Milk had received accolades from several film critics organizations.

 December 2, 2008, the film received 4 nominations for the 24th Independent Spirit Awards and won 2, including Best Supporting Male (James Franco) and Best First Screenplay (Dustin Lance Black).
 December 9, 2008, the film received eight Critic's Choice Award nominations, including Best Picture and Best Director.
 December 11, 2008, Sean Penn received one Golden Globe nomination for Best Actor, the film's only nomination.
 December 18, 2008, the Screen Actors Guild nominated Milk on three categories: Best Actor, Best Supporting Actor and Best Cast in a Motion Picture for the 15th Screen Actors Guild Awards; Sean Penn was chosen as Best Actor.
 January 5, 2009, the film's producers received a nomination for Producer of the Year for the 20th Producers Guild of America Awards.

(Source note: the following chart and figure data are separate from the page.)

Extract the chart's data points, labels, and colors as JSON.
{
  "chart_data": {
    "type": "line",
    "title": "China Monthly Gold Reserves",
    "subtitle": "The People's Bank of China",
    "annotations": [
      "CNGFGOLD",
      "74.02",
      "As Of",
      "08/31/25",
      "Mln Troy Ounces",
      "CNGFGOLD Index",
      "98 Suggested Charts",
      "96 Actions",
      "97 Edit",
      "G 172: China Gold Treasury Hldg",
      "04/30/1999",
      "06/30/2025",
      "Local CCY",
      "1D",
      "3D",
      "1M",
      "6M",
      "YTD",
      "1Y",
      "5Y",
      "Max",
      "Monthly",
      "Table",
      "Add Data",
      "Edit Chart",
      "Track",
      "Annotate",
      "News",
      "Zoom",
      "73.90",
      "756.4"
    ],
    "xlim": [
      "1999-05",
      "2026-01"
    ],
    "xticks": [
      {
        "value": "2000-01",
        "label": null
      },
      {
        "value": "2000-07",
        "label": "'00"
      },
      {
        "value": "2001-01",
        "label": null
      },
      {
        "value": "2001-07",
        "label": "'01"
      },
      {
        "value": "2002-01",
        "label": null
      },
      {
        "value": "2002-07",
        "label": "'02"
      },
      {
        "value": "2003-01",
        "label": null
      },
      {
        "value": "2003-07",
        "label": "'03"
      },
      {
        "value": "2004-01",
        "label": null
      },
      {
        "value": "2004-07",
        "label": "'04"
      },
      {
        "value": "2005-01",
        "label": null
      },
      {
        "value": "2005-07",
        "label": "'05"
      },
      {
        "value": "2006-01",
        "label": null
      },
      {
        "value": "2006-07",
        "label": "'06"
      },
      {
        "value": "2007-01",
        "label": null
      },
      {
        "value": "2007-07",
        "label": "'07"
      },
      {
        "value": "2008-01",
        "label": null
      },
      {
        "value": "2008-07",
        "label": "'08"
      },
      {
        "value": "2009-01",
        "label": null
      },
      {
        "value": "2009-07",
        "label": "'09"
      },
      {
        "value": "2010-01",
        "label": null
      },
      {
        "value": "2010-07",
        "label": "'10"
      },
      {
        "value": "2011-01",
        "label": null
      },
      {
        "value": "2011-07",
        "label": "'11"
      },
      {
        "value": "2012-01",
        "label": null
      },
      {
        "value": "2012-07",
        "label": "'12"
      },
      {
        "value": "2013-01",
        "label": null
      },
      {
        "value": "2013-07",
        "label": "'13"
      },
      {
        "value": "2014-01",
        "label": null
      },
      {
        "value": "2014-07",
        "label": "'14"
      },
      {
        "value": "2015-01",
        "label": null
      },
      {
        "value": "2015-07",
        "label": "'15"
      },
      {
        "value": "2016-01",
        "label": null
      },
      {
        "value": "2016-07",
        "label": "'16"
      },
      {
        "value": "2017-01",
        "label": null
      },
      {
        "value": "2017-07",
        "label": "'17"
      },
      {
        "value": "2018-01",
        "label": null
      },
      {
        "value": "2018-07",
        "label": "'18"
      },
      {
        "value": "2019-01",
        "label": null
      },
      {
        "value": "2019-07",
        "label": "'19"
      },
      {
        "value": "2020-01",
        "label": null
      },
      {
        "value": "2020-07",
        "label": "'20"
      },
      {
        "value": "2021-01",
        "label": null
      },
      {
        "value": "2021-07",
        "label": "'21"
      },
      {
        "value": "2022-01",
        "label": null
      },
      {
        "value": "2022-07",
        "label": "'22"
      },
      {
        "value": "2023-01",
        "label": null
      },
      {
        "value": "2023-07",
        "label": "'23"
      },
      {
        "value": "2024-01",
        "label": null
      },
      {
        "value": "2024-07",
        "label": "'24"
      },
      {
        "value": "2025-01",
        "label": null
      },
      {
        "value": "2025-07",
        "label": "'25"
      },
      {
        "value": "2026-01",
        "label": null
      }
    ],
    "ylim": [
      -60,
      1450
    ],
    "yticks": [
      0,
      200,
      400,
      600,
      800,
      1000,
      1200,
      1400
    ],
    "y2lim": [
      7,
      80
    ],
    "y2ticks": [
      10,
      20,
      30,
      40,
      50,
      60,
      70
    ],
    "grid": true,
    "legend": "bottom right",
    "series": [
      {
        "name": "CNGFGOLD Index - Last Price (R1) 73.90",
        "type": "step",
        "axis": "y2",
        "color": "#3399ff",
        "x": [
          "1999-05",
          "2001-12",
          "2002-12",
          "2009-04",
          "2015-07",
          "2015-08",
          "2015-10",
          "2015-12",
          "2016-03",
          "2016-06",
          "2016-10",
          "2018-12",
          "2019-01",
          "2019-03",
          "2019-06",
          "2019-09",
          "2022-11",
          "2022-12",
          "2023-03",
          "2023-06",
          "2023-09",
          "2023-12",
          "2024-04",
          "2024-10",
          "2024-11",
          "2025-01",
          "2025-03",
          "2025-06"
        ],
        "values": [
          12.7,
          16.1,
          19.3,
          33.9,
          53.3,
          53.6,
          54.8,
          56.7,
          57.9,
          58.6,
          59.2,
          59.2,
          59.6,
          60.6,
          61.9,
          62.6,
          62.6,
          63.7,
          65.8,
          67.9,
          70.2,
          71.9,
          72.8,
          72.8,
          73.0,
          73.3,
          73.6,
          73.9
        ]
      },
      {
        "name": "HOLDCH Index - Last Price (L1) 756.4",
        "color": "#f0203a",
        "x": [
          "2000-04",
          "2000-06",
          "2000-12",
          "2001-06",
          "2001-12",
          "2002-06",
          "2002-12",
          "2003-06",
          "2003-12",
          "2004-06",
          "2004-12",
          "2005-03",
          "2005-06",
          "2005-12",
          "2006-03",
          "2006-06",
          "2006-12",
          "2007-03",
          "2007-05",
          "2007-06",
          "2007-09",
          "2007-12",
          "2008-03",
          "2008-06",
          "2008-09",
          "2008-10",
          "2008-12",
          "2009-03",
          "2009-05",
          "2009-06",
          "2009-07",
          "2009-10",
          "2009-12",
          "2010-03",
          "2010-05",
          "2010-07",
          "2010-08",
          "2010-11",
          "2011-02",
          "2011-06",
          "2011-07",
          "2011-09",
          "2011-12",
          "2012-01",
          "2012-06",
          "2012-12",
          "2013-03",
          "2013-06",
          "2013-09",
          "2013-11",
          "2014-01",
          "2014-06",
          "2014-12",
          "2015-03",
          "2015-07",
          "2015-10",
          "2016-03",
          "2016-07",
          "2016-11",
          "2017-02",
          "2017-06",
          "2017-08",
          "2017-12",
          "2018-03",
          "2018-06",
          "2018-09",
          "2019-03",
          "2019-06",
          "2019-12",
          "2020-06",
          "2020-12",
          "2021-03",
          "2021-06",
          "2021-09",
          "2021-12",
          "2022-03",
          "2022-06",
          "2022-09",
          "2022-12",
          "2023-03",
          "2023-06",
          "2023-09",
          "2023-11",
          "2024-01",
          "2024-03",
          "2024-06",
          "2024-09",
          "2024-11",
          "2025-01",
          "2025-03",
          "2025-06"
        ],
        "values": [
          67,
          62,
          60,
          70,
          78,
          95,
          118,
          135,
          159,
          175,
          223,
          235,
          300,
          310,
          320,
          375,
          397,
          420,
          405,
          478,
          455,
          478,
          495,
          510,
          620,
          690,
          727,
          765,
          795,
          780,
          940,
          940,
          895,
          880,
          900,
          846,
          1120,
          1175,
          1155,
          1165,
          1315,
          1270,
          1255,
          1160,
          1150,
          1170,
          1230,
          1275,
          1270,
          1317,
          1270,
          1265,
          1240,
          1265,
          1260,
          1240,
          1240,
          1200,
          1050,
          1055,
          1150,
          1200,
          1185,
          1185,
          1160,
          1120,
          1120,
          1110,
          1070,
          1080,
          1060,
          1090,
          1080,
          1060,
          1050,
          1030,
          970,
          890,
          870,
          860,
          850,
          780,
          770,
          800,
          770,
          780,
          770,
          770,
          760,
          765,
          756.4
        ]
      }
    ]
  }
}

 January 8, 2009, Gus Van Sant received a nomination for Outstanding Directorial Achievement for the 61st Directors Guild of America Awards.
 The film won Best Original Screenplay at the 62nd Writers Guild of America Awards
 The film received four BAFTA award nominations, including Best Film, for the 62nd British Academy Film Awards.
 January 22, 2009 the film received 8 Academy Award nominations, including Best Picture, and winning two for Best Original Screenplay and Best Actor in a Leading Role (Sean Penn).